Barrierefreiheit in Live-Streams und digitalen Medien

FKTG-Journal
KI-gestützter Dolmetscher für Deutsche Gebärdensprache (DGS).

G&L Systemhaus und das Technologieunternehmen Signapse stellen einen livefähigen, KI-generierten „Digital Signer" für die Deutsche Gebärdensprache (DGS) vor. Die Technologie verdolmetscht gesprochene Inhalte in Deutsche Gebärdensprache und integriert sie direkt in Live-Streams.

 

KI-Lösung ohne synthetische Avatare

Der Ansatz basiert auf einer bereits in Großbritannien verwendeten Technologie. Grundlage für das Modell sindVideoaufnahmen einer professionellen Gebärdensprachdolmetscherin aus den Reihen der Royal Association for Deaf People. Es kommt ohne synthetische Avatare aus.

Eingesetzt wird der Digital Signer unter anderem im landesweiten Bahnnetz National Rail, wo er Informationen zu Verspätungen und Gleisänderungen in Britischer Gebärdensprache (BSL) liefert. Das System werde aktuell auf die Amerikanische Gebärdensprache (ASL) ausgeweitet und soll in Kürze bei einem großen Streamingdienst implementiert werden, so eine aktuelle Veröffentlichung.

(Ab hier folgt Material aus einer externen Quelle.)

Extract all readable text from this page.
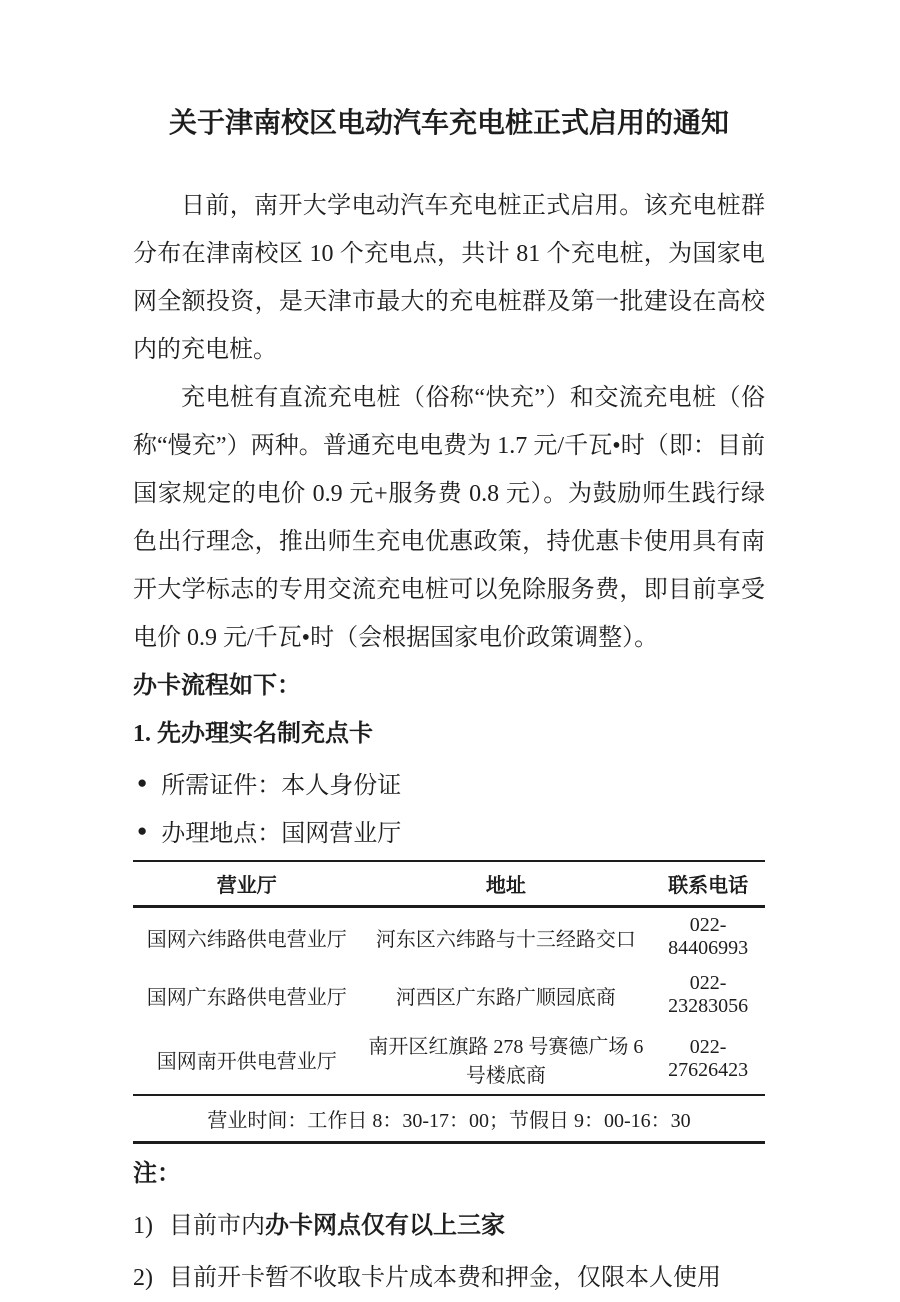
关于津南校区电动汽车充电桩正式启用的通知

日前，南开大学电动汽车充电桩正式启用。该充电桩群分布在津南校区 10 个充电点，共计 81 个充电桩，为国家电网全额投资，是天津市最大的充电桩群及第一批建设在高校内的充电桩。

充电桩有直流充电桩（俗称“快充”）和交流充电桩（俗称“慢充”）两种。普通充电电费为 1.7 元/千瓦•时（即：目前国家规定的电价 0.9 元+服务费 0.8 元）。为鼓励师生践行绿色出行理念，推出师生充电优惠政策，持优惠卡使用具有南开大学标志的专用交流充电桩可以免除服务费，即目前享受电价 0.9 元/千瓦•时（会根据国家电价政策调整）。

办卡流程如下：

1. 先办理实名制充点卡

● 所需证件：本人身份证
● 办理地点：国网营业厅
营业厅	地址	联系电话
国网六纬路供电营业厅	河东区六纬路与十三经路交口	022-84406993
国网广东路供电营业厅	河西区广东路广顺园底商	022-23283056
国网南开供电营业厅	南开区红旗路 278 号赛德广场 6 号楼底商	022-27626423
营业时间：工作日 8：30-17：00；节假日 9：00-16：30		

注：

1) 目前市内办卡网点仅有以上三家

2) 目前开卡暂不收取卡片成本费和押金，仅限本人使用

„Die Umsetzung des Digital Signers für die British Sign Language hat eindrucksvoll gezeigt, wie leistungsfähig und praxistauglich diese Technologie bereits ist“, sagt Alexander Leschinsky, Geschäftsführer von G&L. „Wir freuen uns darauf, die Alleinstellungsmerkmale der Lösung von Signapse nun auf die Deutsche Gebärdensprache zu übertragen. KI so einzusetzen, dass sie einen spürbaren Mehrwert für Menschen schafft und einen konkreten Mangel lindert, ist für uns bei diesem Produkt eine hohe Motivation.“

 

Ergänzung zu menschlichen Fachkräften

Das Unternehmen betont, die KI-gestützten Lösung solle qualifizierte DolmetscherInnen ausdrücklich nicht ersetzen. In medizinischen, juristischen oder politisch besonders sensiblen Kontexten seien sie unverzichtbar. Ziel sei es vielmehr, die bestehende Versorgungslücke verantwortungsvoll zu schließen.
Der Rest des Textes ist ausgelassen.